Did you know that quietly–very quietly thanks to a biased media–tens of thousands of American citizens delivered a message about the limits of government?
Did you know that citizens of one state engaged in a mass act of civil disobedience that has left statist officials from both parties scratching their heads as an entire regulatory scheme collapsed?
Last week, Connecticut politicians were shocked to find out that only a fraction of Connecticut gun owners obeyed a state directive to come forward, declare their weapons, and register them with the government.
Everyone knew there would be some gun owners flouting the law that legislators hurriedly passed last April, requiring residents to register all military-style rifles with state police by Dec. 31.
But few thought the figures would be this bad.
By the end of 2013, state police had received 47,916 applications for assault weapons certificates, Lt. Paul Vance said. An additional 2,100 that were incomplete could still come in.
That 50,000 figure could be as little as 15 percent of the rifles classified as assault weapons owned by Connecticut residents, according to estimates by people in the industry, including the Newtown-based National Shooting Sports Foundation. No one has anything close to definitive figures, but the most conservative estimates place the number of unregistered assault weapons well above 50,000, and perhaps as high as 350,000.
This is an important moment in the battle for fundamental rights. The Second Amendment is an individual right, grounded in the inherent, natural law right of self-defense. It is an individual right just like the right of free speech is an individual right. It is an individual right just like religious liberty is an individual right.
Would you register with the government before speaking? Before attending worship services?
Government that goes too far loses its legitimacy, and in their peaceful act of civil disobedience, Connecticut citizens have rendered an unjust law utterly irrelevant.
The national ramifications are immense. Already, big-government gun control activists have faced a citizens’ revolt in Colorado, as key legislators were recalled after expanding gun regulation. Now Connecticut gun owners have torpedoed gun registries in one of the more liberal states in the nation.
If the Second Amendment can survive big-government attacks even in states like Colorado and Connecticut–where insane young people went on tragic shooting rampages–it can survive in states across the nation.
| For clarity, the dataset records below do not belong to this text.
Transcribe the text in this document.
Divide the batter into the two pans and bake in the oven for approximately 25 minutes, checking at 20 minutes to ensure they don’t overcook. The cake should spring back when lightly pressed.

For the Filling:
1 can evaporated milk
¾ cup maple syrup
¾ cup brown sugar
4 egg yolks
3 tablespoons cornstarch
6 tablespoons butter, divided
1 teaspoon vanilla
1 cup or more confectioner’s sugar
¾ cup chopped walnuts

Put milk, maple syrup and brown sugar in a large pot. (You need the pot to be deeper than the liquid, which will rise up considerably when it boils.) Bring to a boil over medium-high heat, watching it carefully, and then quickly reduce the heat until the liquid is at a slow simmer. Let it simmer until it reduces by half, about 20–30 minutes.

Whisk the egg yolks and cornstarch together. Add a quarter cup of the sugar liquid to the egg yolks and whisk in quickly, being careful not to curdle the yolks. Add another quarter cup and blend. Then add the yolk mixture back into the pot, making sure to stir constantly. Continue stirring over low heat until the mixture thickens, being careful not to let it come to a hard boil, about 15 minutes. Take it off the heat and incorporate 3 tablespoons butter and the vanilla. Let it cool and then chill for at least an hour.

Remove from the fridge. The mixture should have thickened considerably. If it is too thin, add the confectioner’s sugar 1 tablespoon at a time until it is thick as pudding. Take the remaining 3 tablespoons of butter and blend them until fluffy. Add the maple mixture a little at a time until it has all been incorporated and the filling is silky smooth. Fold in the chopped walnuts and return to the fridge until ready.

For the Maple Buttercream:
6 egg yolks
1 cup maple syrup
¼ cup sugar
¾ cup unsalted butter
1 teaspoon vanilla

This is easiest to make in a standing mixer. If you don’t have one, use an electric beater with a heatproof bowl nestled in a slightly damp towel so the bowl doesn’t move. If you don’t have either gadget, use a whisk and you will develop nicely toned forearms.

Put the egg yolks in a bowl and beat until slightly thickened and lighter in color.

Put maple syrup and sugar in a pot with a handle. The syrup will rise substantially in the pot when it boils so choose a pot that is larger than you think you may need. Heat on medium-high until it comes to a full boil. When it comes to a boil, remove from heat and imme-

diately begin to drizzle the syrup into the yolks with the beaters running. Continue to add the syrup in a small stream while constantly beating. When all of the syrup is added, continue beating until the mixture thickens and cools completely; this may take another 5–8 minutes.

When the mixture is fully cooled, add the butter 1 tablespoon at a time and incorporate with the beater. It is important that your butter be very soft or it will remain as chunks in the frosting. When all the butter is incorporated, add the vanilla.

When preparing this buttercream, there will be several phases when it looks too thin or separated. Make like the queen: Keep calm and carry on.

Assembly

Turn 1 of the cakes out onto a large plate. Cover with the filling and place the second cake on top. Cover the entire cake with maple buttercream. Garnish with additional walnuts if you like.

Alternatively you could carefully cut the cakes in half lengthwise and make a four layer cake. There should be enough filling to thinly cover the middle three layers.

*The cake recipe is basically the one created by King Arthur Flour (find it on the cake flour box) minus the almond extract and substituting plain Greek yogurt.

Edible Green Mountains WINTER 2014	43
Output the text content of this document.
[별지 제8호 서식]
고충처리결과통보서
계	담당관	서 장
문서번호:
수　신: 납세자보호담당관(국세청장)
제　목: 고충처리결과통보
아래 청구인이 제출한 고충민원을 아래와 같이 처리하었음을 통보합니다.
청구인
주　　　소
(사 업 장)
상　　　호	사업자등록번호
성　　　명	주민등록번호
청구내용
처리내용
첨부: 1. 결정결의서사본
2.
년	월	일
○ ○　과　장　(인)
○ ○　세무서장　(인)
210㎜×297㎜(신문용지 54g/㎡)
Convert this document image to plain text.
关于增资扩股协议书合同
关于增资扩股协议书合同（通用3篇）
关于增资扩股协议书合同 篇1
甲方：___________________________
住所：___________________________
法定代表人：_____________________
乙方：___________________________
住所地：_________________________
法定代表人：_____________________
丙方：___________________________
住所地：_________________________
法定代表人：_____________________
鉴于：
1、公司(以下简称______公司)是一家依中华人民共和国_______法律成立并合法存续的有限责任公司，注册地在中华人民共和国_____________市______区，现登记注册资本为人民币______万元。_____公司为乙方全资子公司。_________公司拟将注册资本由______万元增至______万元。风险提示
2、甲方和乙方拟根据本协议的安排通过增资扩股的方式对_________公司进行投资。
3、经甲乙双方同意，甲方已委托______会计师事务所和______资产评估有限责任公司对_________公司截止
Critically, Connecticut gun owners have provided a model for citizen activists in other states. One doesn’t necessarily have to take to the streets to protest big government or even join local citizens’ groups or donate to political causes. When presented with an unjust law, you can send a simple, clear, and peaceful message.
No.
A Republican state senator sees trouble on the horizon:
“I honestly thought from my own standpoint that the vast majority would register,” said Sen. Tony Guglielmo, R-Stafford, the ranking GOP senator on the legislature’s public safety committee. “If you pass laws that people have no respect for and they don’t follow them, then you have a real problem.”
Yes, there is a “real problem,” but it’s not the citizens’ defense of their fundamental rights, the “real problem” is the legislature’s lack of respect for civil liberties.
Well done, gun owners of Connecticut. You’ve taught Americans a lesson in the power of self-government.